Founded in 1943, IRA Green Inc. (IGI), headquartered in Providence, RI, USA, is a full-service manufacturer and distributor of nearly 40,000 unique uniform items and accoutrements that are earned and proudly displayed by military personnel worldwide.
IGI’s tool shop is focused on manufacturing coining and blanking dies. They also produce small fixtures for welding and polishing made in Delrin, metal or wood.
With high demand for IGI products, new fixtures are required every day. However, each job had to wait in a queue for several days before it could begin, resulting in bottlenecks and lead times of several days to weeks, from job request to fixture delivery. Moreover, each fixture required 8 hours of CNC programming and setup of pockets, or contour electrodes for tool steel and wire EDM flat pockets. IGI spent $300 for every fixture.
IGI’s Manufacturing Manager, Bill Yehle, justified that fixturing with RIZE 3D printed parts instead of tool room sawed and wired EDM and CAM of fixture nests would reduce the tool room backlog, while maintaining headcount. He proposed that manufacturing fixtures with a RIZE™ 3D printer would enable IGI to place the fixture work in the fast-response CAD group instead of the overburdened tool room.
“Implementing RIZE 3D printing as part of a strategic process shift has completely transformed our production process,” said Bill. It has added tool room skills to higher skilled CAM and machine building tasks, so fixture design can be accomplished at the time of product design to parallel-path the design/manufacturing development process.
Prior to using RIZE, machine operators clamped the piece down on the machine, which required considerable trial and error to get the placement right. They also tried melting the mold into nylon to hold it in place, but this also required a time-consuming process of trial and error – “turning and burning,” as Bill calls it, and did not meet IGI’s accuracy requirements.
Precision is critical. The RIZE manufactured fixtures hold the piece while it is being nailed in the welder. The 3D printed fixtures ensure the precision and accuracy of the nail placement. This speeds the process because it eliminates the need for repeated manual adjustment of the fixtures. It also saves time from machine operators placing one nail at a time using traditional machining. Using RIZE fixtures, IGI has been able to standardize the center of the fixture for nailing the piece without requiring adjustment.

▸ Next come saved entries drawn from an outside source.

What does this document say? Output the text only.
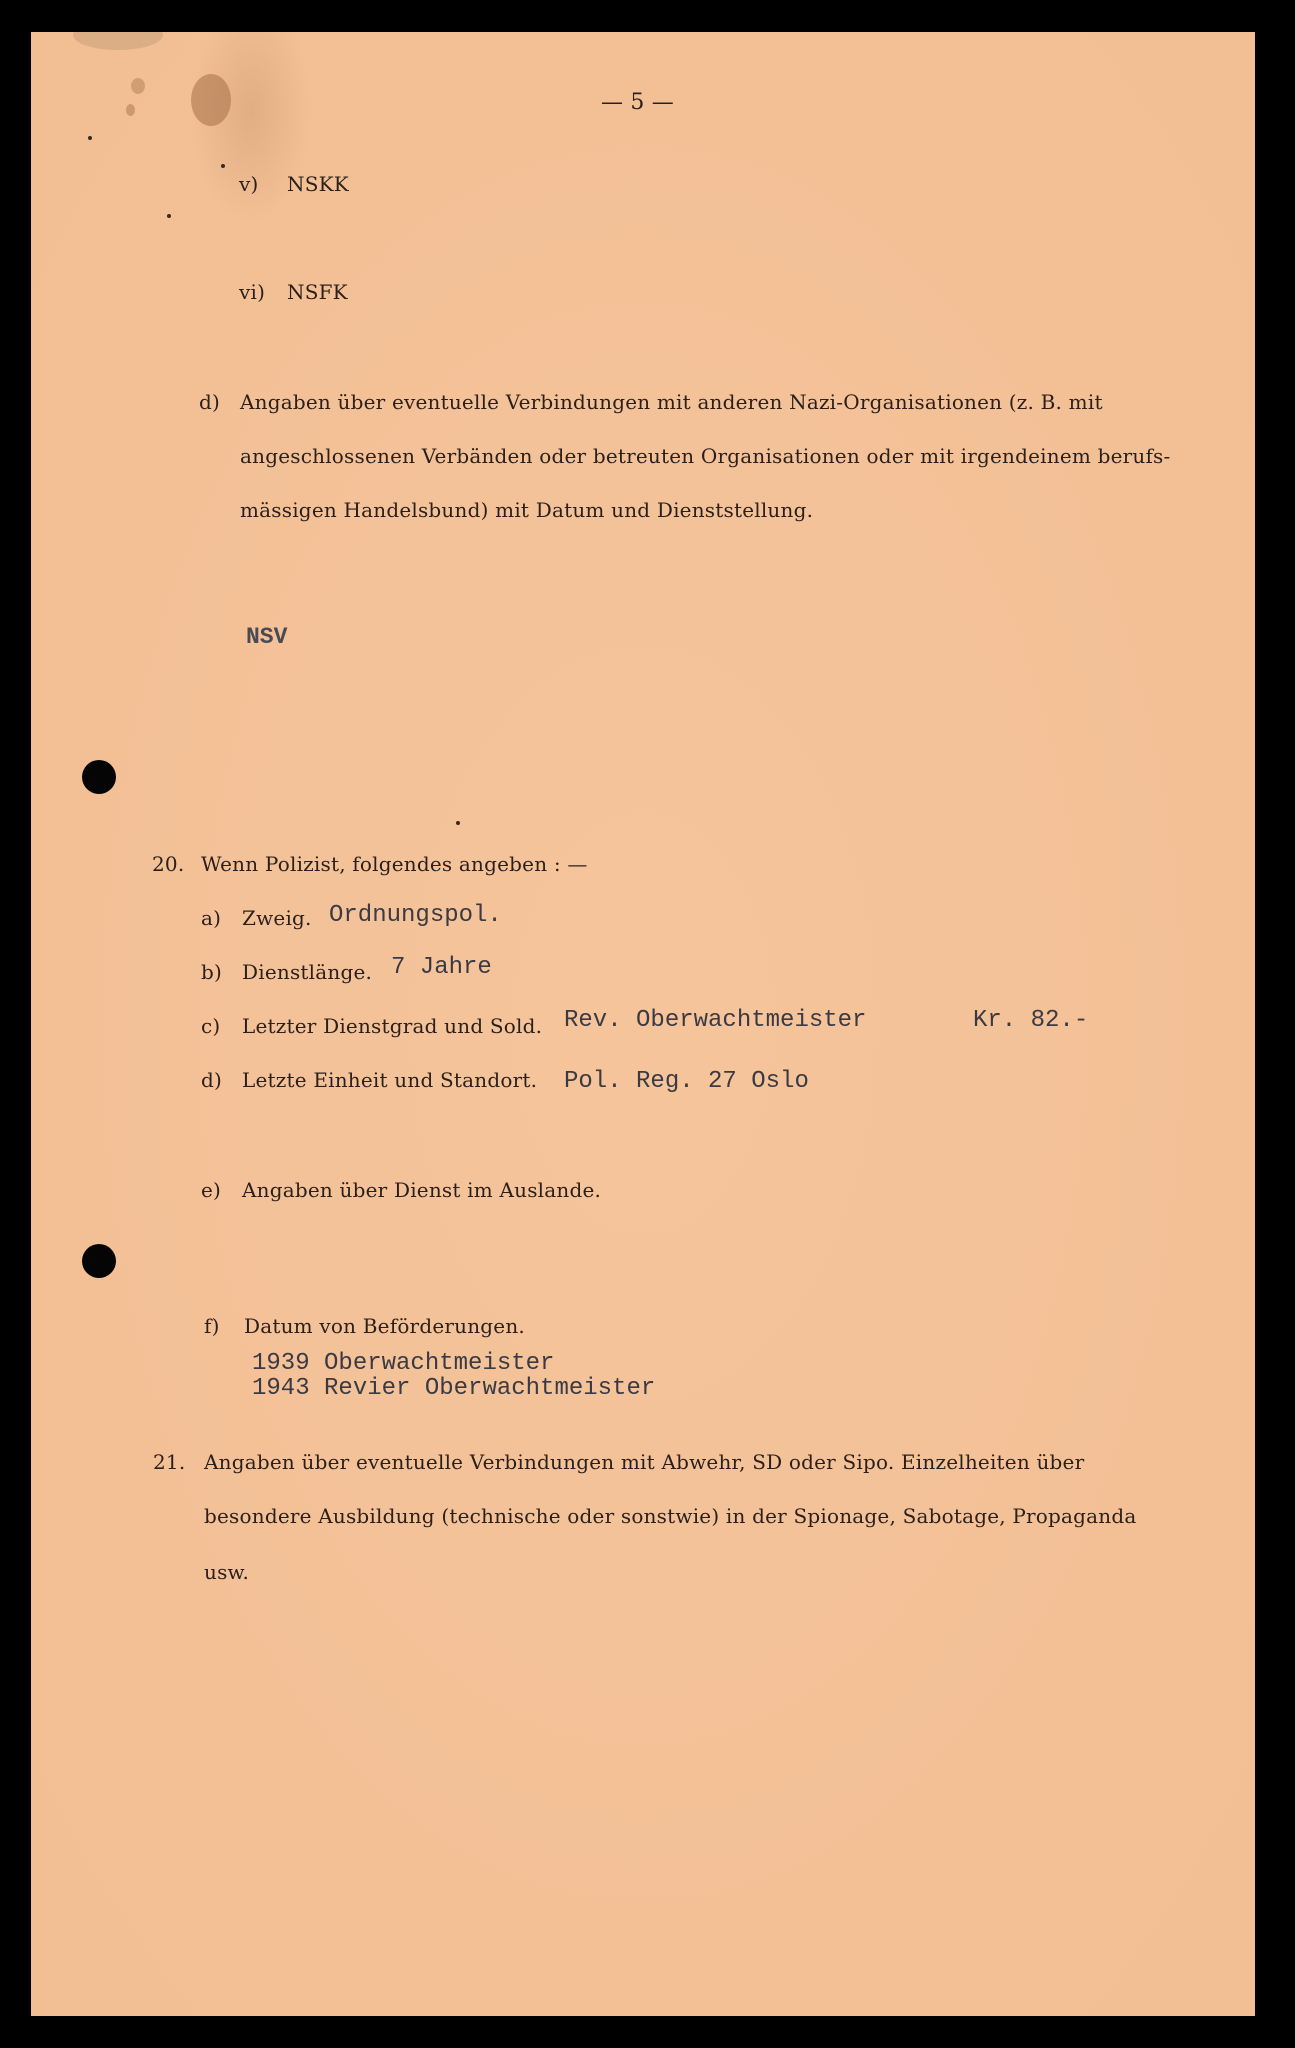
— 5 —
v) NSKK
vi) NSFK
d) Angaben über eventuelle Verbindungen mit anderen Nazi-Organisationen (z. B. mit
angeschlossenen Verbänden oder betreuten Organisationen oder mit irgendeinem berufs-
mässigen Handelsbund) mit Datum und Dienststellung.
NSV
20. Wenn Polizist, folgendes angeben : —
a) Zweig. Ordnungspol.
b) Dienstlänge. 7 Jahre
c) Letzter Dienstgrad und Sold. Rev. Oberwachtmeister	Kr. 82.-
d) Letzte Einheit und Standort. Pol. Reg. 27 Oslo
e) Angaben über Dienst im Auslande.
f) Datum von Beförderungen.
1939 Oberwachtmeister
1943 Revier Oberwachtmeister
21. Angaben über eventuelle Verbindungen mit Abwehr, SD oder Sipo. Einzelheiten über
besondere Ausbildung (technische oder sonstwie) in der Spionage, Sabotage, Propaganda
usw.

Since implementing RIZE 3D printing less than a year ago, IGI’s design team has printed approximately 300 fixtures. They use their RIZE™ ONE 3D printer every day to reliably manufacture fixtures in 50 minutes at a cost of $2.00 per part. This enables IGI’s design team to produce 7 different versions of fixtures per day that can be used for welding and polishing. Using RIZE, IGI is able to standardize the molds and the nails, resulting in faster setup and changeover, repeatability and increased accuracy. Said Bill, “We have realized an 80% time savings in setup and changeover alone using RIZE and virtually eliminated errors.”

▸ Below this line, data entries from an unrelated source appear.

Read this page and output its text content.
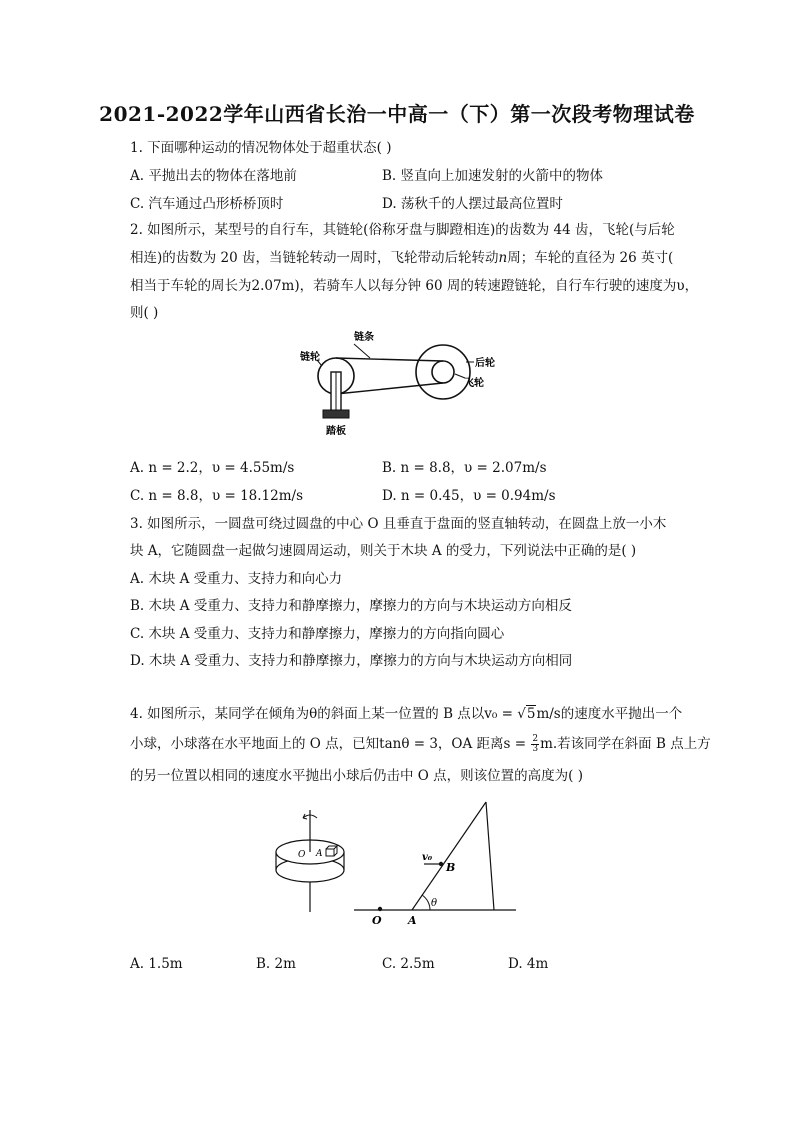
2021-2022学年山西省长治一中高一（下）第一次段考物理试卷
1. 下面哪种运动的情况物体处于超重状态( )
A. 平抛出去的物体在落地前	B. 竖直向上加速发射的火箭中的物体
C. 汽车通过凸形桥桥顶时	D. 荡秋千的人摆过最高位置时
2. 如图所示，某型号的自行车，其链轮(俗称牙盘与脚蹬相连)的齿数为 44 齿，飞轮(与后轮
相连)的齿数为 20 齿，当链轮转动一周时，飞轮带动后轮转动𝑛周；车轮的直径为 26 英寸(
相当于车轮的周长为2.07m)，若骑车人以每分钟 60 周的转速蹬链轮，自行车行驶的速度为υ，
则( )
链条
链轮
后轮
飞轮
踏板
A. n = 2.2，υ = 4.55m/s	B. n = 8.8，υ = 2.07m/s
C. n = 8.8，υ = 18.12m/s	D. n = 0.45，υ = 0.94m/s
3. 如图所示，一圆盘可绕过圆盘的中心 O 且垂直于盘面的竖直轴转动，在圆盘上放一小木
块 A，它随圆盘一起做匀速圆周运动，则关于木块 A 的受力，下列说法中正确的是( )
A. 木块 A 受重力、支持力和向心力
B. 木块 A 受重力、支持力和静摩擦力，摩擦力的方向与木块运动方向相反
C. 木块 A 受重力、支持力和静摩擦力，摩擦力的方向指向圆心
D. 木块 A 受重力、支持力和静摩擦力，摩擦力的方向与木块运动方向相同
4. 如图所示，某同学在倾角为θ的斜面上某一位置的 B 点以v₀ = √5m/s的速度水平抛出一个
小球，小球落在水平地面上的 O 点，已知tanθ = 3，OA 距离$s = \frac{2}{3} m$.若该同学在斜面 B 点上方
的另一位置以相同的速度水平抛出小球后仍击中 O 点，则该位置的高度为( )
O A	v₀
B
θ
O A
A. 1.5m	B. 2m	C. 2.5m	D. 4m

Further, RIZE’s unique ink marking capability enables IGI’s designers to print work order numbers, line numbers and pictures of the piece on the fixtures for identification and instruction for part use and storage. These markings also serve as three points of verification for machine operators to prevent errors.
When IGI plans to fabricate steel fixtures to sustain heavier loads, they use their RIZE ONE 3D printer to print functional prototypes for steel molds. They iterate the prototypes until they get it right and then they turn to the tool room for final steel fixture manufacturing. Previously, they iterated fixture designs 2 to 3 times in steel at a cost of $300 and lead times of 2 days per iteration. RIZE enables IGI to produce 7 prototypes per day at $2 each.
IGI continually evolves their use of RIZE ONE for fabricating fixtures. They regularly iterate their fixtures to enable easier removal of the molds from nail and welding machines and to further enhance the standardization and repeatability of the production process for increased speed and accuracy.
Some of these enhancements include printing fixtures within fixtures – the base fixture is a standard size while the fixture insert is customized for the piece, threading the molds for screws and printing spacers that enable selected molds to fit securely on certain machines.
IGI is also considering using RIZE to manufacture service and spare parts on-demand for their machinery to reduce the time and cost of sourcing and ordering machined parts, especially when parts are obsolete or suppliers have gone out of business.
“The process we are using with RIZE gives us a unique competitive advantage,” said Bill. “And we are looking to expand the use of RIZE technology to applications in other areas of the company.”